The University of Saskatchewan will spend $8.4 million towards finding a cure for multiple sclerosis.
The school recruited renowned MS researcher Dr. Michael Levin, who will take up the position for a seven-year term in March.
“I want to end MS in that time frame,” Levin said at a press conference Thursday.
Saskatchewan has the highest rates of the debilitating disease in the world. Levin said his research team is going to study patients closely by taking blood samples and monitoring them every step of the way.
“My dream is every patient with MS would participate in my survey,” Levin said, adding that he hopes Saskatchewan becomes a world leader in MS research.
In a press release, Levin said he has dedicated most of his life to exploring the causes of MS — with research focused on the relationship between viruses, autoantibodies and acquired DNA mutations.
Dr. Levin will leave the University of Tennessee Health Science Center in Memphis for the position. He completed a post-doctoral fellowship with a focus on multiple sclerosis at the National Institutes of Health in Maryland.
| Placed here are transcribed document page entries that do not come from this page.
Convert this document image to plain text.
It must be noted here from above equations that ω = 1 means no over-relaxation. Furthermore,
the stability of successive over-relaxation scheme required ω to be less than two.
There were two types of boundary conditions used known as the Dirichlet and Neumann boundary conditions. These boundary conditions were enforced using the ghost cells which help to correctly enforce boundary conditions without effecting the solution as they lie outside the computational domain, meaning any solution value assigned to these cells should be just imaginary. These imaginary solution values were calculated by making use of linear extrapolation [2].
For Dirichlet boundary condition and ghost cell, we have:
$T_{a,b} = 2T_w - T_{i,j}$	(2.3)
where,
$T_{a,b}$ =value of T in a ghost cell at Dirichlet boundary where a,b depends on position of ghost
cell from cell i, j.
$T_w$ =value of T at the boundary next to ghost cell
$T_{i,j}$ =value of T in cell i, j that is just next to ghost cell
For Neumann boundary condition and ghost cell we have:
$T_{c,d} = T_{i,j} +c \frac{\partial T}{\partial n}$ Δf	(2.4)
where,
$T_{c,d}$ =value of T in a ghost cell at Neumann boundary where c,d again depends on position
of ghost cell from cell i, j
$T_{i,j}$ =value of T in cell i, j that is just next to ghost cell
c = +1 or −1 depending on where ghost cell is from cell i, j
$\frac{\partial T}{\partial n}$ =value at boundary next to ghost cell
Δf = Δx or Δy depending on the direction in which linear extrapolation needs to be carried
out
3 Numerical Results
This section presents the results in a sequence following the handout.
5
His medical degree is from Pennsylvania State University.
“This is another terrific example of how we are attracting top researchers to this campus, and how partnerships in the health sector, led by our College of Medicine, can advance health research for the benefit of the people of Saskatchewan and beyond,” said U of S Vice-President Research Karen Chad.
The new research money is provided by the Saskatoon City Hospital Foundation, the Saskatchewan Health Research Foundation, the MS Society of Canada, the U of S Centennial Enhancement Chair program, as well as the U of S College of Medicine and the Saskatoon Health Region.
“We aren’t at the finish line, but it’s a big leap,” said President of the MS Society of Saskatchewan and Manitoba, Erin Kaun.